Читаем The Sinners of Erspia полностью

“Not between ourselves!” Highbreeze told him emphatically. “We are peaceful people who wish only to be left alone to enjoy our lives and raise our children. We are forced to fight to defend ourselves from the gnomes, who want to destroy us.” He raised his eyes. “They live on that accursed world up there, and every so often attempt to invade us."

“Then it's possible to cross between the two worlds? Can you fly across the gap?"

Highbreeze shook his head. “No, it is not possible to fly that high. The gnomes, who have no wings and cannot fly at all, manage it because they are expert engineers. They hurl themselves away from their world by means of catapult machines, and once past the midpoint parachute down to us. They are not content with one world. They want two."

Laedo thought to himself that it might be interesting to visit the gnomes’ world. They might have metal-workers who could make a better job of casting a transductor for his spaceship than had Hoggora's mechanic on Erspia-1.

“How do the gnomes get back home?” he asked curiously.

“They don't! We see to that!” boasted Highbreeze. “Except in the beginning, when we accorded them the status of guests and allowed them to build catapult machines for the return journey. Now that they are enemies all who come here have been killed or captured."

Having said that, he eyed Laedo thoughtfully. Laedo hastily reassured him.

“We have no unfriendly intentions towards you,” he said. “We have lost our way and wish to go home, that is all. You must judge for yourselves whether we most resemble the gnomes or yourselves."

“It is true that you look like us, but on the other hand..."

Highbreeze rose and strolled to where the projector station rested. He touched the stairway, then stroked the silver-grey metal of the bulging hull.

“Fairies do not make metals,” he said simply. “That is something gnomes do."

There was a stirring among the militiamen on hearing this.

“There are many worlds, with many different kinds of people,” Laedo said hurriedly. “Many of them make metals. You can learn to do it yourselves if you wish. I can teach you."
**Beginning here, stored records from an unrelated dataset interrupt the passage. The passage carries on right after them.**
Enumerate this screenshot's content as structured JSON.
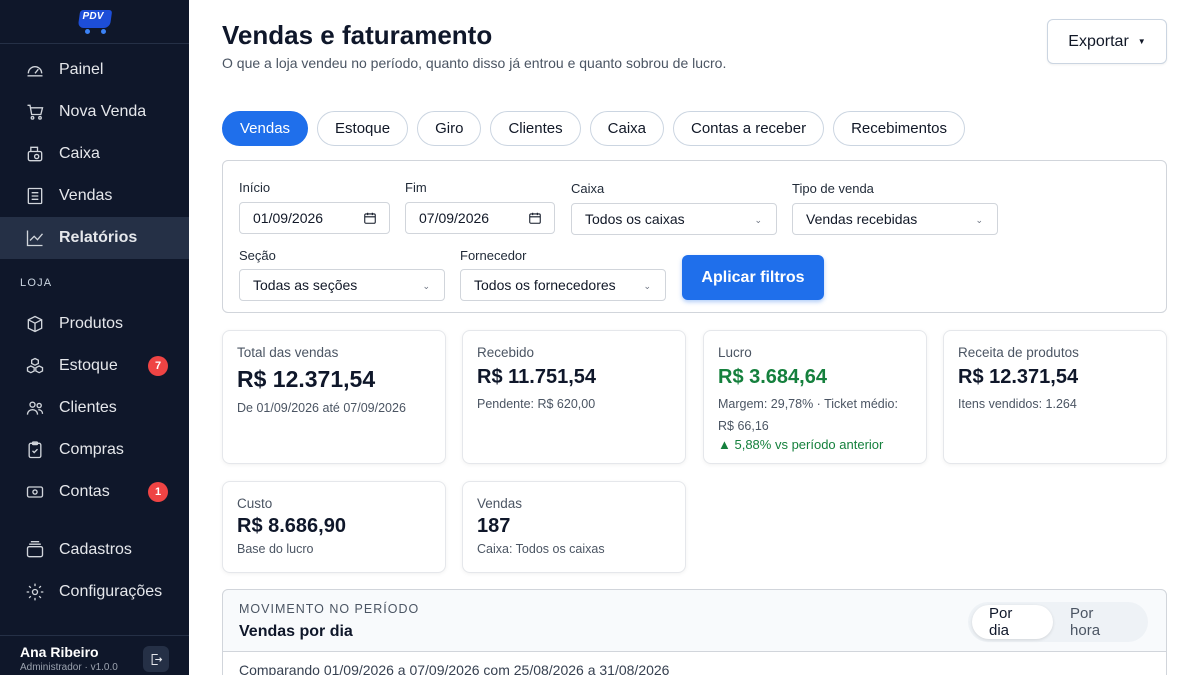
{
  "app": {
    "logo_text": "PDV"
  },
  "sidebar": {
    "top_items": [
      {
        "label": "Painel",
        "icon": "gauge-icon"
      },
      {
        "label": "Nova Venda",
        "icon": "cart-icon"
      },
      {
        "label": "Caixa",
        "icon": "cash-register-icon"
      },
      {
        "label": "Vendas",
        "icon": "receipt-list-icon"
      },
      {
        "label": "Relatórios",
        "icon": "chart-line-icon",
        "active": true
      }
    ],
    "section_label": "LOJA",
    "store_items": [
      {
        "label": "Produtos",
        "icon": "box-icon"
      },
      {
        "label": "Estoque",
        "icon": "boxes-stack-icon",
        "badge": "7"
      },
      {
        "label": "Clientes",
        "icon": "users-icon"
      },
      {
        "label": "Compras",
        "icon": "clipboard-icon"
      },
      {
        "label": "Contas",
        "icon": "money-bill-icon",
        "badge": "1"
      }
    ],
    "bottom_items": [
      {
        "label": "Cadastros",
        "icon": "folder-stack-icon"
      },
      {
        "label": "Configurações",
        "icon": "gear-icon"
      }
    ],
    "user": {
      "name": "Ana Ribeiro",
      "role": "Administrador · v1.0.0"
    }
  },
  "header": {
    "title": "Vendas e faturamento",
    "subtitle": "O que a loja vendeu no período, quanto disso já entrou e quanto sobrou de lucro.",
    "export_label": "Exportar"
  },
  "tabs": [
    {
      "label": "Vendas",
      "active": true
    },
    {
      "label": "Estoque"
    },
    {
      "label": "Giro"
    },
    {
      "label": "Clientes"
    },
    {
      "label": "Caixa"
    },
    {
      "label": "Contas a receber"
    },
    {
      "label": "Recebimentos"
    }
  ],
  "filters": {
    "start": {
      "label": "Início",
      "value": "01/09/2026"
    },
    "end": {
      "label": "Fim",
      "value": "07/09/2026"
    },
    "register": {
      "label": "Caixa",
      "value": "Todos os caixas"
    },
    "sale_type": {
      "label": "Tipo de venda",
      "value": "Vendas recebidas"
    },
    "section": {
      "label": "Seção",
      "value": "Todas as seções"
    },
    "supplier": {
      "label": "Fornecedor",
      "value": "Todos os fornecedores"
    },
    "apply_label": "Aplicar filtros"
  },
  "cards": {
    "total": {
      "title": "Total das vendas",
      "value": "R$ 12.371,54",
      "sub": "De 01/09/2026 até 07/09/2026"
    },
    "received": {
      "title": "Recebido",
      "value": "R$ 11.751,54",
      "sub": "Pendente: R$ 620,00"
    },
    "profit": {
      "title": "Lucro",
      "value": "R$ 3.684,64",
      "sub": "Margem: 29,78% · Ticket médio: R$ 66,16",
      "trend": "▲ 5,88% vs período anterior"
    },
    "products": {
      "title": "Receita de produtos",
      "value": "R$ 12.371,54",
      "sub": "Itens vendidos: 1.264"
    },
    "cost": {
      "title": "Custo",
      "value": "R$ 8.686,90",
      "sub": "Base do lucro"
    },
    "sales": {
      "title": "Vendas",
      "value": "187",
      "sub": "Caixa: Todos os caixas"
    }
  },
  "movement": {
    "kicker": "MOVIMENTO NO PERÍODO",
    "title": "Vendas por dia",
    "toggle_day": "Por dia",
    "toggle_hour": "Por hora",
    "compare": "Comparando 01/09/2026 a 07/09/2026 com 25/08/2026 a 31/08/2026"
  },
  "colors": {
    "accent": "#1f6feb",
    "sidebar_bg": "#0f172a",
    "positive": "#15803d",
    "badge": "#ef4444"
  }
}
While saying this he was measuring the distance to the projector station's entrance. The air marshal shook his head, then came back and sat down again.

“We are happy with our way of life."

The others relaxed.

Laedo said slowly, “Have you ever heard of someone called Klystar?"
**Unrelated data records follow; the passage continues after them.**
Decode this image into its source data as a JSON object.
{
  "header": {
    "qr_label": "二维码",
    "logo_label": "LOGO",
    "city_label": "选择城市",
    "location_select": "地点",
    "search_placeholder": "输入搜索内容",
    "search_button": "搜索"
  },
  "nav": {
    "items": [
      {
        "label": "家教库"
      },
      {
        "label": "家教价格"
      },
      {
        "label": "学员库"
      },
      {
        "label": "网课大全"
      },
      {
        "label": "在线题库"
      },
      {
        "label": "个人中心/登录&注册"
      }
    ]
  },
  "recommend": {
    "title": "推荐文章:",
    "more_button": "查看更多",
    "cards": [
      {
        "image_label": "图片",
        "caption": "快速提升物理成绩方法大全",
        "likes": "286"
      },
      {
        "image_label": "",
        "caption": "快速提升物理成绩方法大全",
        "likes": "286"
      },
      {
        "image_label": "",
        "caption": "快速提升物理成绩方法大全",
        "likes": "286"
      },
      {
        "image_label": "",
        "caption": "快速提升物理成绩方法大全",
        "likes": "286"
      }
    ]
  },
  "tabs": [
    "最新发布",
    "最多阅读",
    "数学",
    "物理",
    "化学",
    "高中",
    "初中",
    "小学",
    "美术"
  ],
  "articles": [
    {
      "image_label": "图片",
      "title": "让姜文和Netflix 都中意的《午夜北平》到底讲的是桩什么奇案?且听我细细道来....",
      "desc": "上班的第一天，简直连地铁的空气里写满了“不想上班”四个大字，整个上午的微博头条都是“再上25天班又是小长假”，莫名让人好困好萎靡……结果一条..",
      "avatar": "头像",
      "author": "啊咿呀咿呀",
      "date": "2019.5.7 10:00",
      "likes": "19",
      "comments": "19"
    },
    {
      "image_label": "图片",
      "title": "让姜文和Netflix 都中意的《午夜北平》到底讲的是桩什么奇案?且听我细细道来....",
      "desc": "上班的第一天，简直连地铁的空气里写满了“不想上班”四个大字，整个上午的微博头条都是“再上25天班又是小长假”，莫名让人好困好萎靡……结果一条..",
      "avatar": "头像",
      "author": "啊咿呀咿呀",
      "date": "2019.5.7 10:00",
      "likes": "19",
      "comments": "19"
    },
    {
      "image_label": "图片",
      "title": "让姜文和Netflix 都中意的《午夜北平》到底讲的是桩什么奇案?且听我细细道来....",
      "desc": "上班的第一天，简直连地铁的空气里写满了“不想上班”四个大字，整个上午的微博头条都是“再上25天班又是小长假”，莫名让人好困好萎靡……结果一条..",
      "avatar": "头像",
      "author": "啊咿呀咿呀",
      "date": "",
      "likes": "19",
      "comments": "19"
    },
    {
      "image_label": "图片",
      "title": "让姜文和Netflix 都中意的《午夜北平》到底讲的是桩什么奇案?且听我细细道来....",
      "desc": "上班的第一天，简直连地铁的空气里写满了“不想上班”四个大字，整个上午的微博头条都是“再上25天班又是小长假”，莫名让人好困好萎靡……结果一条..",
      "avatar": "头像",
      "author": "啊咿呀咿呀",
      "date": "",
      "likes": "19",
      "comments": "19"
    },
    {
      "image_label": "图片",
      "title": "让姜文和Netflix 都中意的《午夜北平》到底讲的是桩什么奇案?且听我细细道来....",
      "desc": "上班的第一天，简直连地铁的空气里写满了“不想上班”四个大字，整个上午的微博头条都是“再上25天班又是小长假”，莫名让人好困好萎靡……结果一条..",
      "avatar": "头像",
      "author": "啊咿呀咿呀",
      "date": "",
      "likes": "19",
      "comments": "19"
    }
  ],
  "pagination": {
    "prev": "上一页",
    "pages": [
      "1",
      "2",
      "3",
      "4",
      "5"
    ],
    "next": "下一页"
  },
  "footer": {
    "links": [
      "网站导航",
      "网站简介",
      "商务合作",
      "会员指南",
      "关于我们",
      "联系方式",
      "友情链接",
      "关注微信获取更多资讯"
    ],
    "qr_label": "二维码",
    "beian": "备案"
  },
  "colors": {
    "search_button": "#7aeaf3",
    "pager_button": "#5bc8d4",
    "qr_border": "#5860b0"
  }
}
No, the fairy folk had not heard of Klystar. Like the inhabitants of Erspias 1 and 2, they had no real knowledge of their origins.

It was the second day of their sojourn on the split planetoid. Laedo and Histrina lounged on the grass in front of the projector station, eating fruit the fairies had brought them.

A large insect, resembling a dragonfly, but three or four times the size, hummed past. Watching its shimmering wings, Laedo thought of the miraculous mutation wrought on the local humans. The design of their wings was somewhat like that of a dragonfly or damselfly. They did not beat as fast, of course—one could clearly see their sculling motion. Neither was there an ugly hump of muscle to power them, as one might have expected: just a tendon-like triangle near each shoulder blade which was barely noticeable.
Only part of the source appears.